I'm fine with the theoretical that is basically one level removed from the real events. Component era type of stuff I'm fine with. But fip/xfip goes two steps beyond the real events. It doesn't even look at the real events, instead it just assumes what should have happened, if what should have happened didn't happen it assigns the difference to luck and defense. By fip a no hitter with only one strikeout is an impossibility.
   16. Harold can be a fun sponge Posted: September 02, 2012 at 12:26 AM (#4224899)
Measure the hits allowed, strikeouts, walks, clutch performance all you want. The second you start saying "well with a league average defense he would have allowed 5 more hits..or whatever" then you are creating a fictional stat. I do not know why people want to cite a fictional stat. fWar is utter crap for pitchers.


Right. The only stat that matters is W-L. Everything else is fiction. You start saying that a pitcher who allows 2 runs should win 70% of the time and therefore get a fraction of a win -- that's utter crap.

(Of course, we've been having this argument on this site for ten years, and many people have just stuck with whatever made sense to them then, and dismissed everything else as crap without ever making a convincing argument.)
   17. Infinite Joost (Voxter) Posted: September 02, 2012 at 08:35 AM (#4224962)
Right. The only stat that matters is W-L. Everything else is fiction.
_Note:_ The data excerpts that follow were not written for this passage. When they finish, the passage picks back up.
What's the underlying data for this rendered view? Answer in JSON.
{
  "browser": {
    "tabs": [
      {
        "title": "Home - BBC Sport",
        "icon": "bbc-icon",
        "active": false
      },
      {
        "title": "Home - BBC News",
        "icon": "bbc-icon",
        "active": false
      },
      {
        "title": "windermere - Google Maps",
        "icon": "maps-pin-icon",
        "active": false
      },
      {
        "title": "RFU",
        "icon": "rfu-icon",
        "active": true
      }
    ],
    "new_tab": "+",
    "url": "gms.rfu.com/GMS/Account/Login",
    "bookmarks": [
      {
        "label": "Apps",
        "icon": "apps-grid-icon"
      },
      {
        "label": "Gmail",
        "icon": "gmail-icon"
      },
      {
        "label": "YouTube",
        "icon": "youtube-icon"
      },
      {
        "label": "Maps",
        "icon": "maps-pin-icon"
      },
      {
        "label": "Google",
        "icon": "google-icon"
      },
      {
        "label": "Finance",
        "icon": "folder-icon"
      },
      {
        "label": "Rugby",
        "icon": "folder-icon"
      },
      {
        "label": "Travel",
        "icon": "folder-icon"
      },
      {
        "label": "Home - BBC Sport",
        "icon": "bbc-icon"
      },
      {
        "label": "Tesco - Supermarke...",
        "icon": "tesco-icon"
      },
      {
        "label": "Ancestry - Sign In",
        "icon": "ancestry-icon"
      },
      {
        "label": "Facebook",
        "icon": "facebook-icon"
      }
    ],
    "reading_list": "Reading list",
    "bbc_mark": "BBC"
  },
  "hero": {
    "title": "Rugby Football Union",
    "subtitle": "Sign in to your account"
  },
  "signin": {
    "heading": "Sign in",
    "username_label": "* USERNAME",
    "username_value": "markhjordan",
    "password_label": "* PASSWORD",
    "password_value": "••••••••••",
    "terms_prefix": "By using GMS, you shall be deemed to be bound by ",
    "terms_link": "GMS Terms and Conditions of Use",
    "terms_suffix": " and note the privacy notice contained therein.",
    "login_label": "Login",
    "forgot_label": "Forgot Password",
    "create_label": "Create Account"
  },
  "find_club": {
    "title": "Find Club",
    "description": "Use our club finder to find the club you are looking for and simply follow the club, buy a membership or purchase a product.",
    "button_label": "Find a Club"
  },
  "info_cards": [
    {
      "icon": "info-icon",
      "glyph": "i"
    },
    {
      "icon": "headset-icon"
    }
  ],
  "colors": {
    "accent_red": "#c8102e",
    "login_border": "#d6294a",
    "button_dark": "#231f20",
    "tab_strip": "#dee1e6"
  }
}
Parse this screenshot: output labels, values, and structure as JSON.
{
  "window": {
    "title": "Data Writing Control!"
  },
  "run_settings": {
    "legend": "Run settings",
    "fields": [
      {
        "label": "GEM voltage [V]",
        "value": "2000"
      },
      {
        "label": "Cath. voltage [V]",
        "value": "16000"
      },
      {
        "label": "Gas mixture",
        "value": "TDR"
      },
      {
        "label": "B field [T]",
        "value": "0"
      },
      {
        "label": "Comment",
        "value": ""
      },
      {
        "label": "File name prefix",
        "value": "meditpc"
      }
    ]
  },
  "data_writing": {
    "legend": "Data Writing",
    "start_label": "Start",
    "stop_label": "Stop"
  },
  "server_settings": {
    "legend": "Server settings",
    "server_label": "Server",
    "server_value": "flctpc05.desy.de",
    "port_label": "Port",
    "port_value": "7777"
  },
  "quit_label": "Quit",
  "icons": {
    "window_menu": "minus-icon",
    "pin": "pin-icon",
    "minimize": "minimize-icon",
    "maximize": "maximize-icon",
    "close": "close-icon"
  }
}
You're responding with snark, but CFB's position is actually a totally reasonable one when considered in good faith. We don't really have a very good grip on precisely how much credit or blame to give a pitcher for his components, and things like xFIP are useful as gauges of likely future performance, they also obviously miss big chunks of the pitching population that limit runs in ways that have little to do with their K rates. Basing a value stat like WAR on a moderately useful predictive one like xFIP is not much more useful than including something asinine like WPA, in my estimation.
   18. 'zop sympathizes with the wrong ####### people Posted: September 02, 2012 at 10:08 AM (#4224998)
UZR is also based on subjective judgements, so even though it's a number it's not at all immutable truth.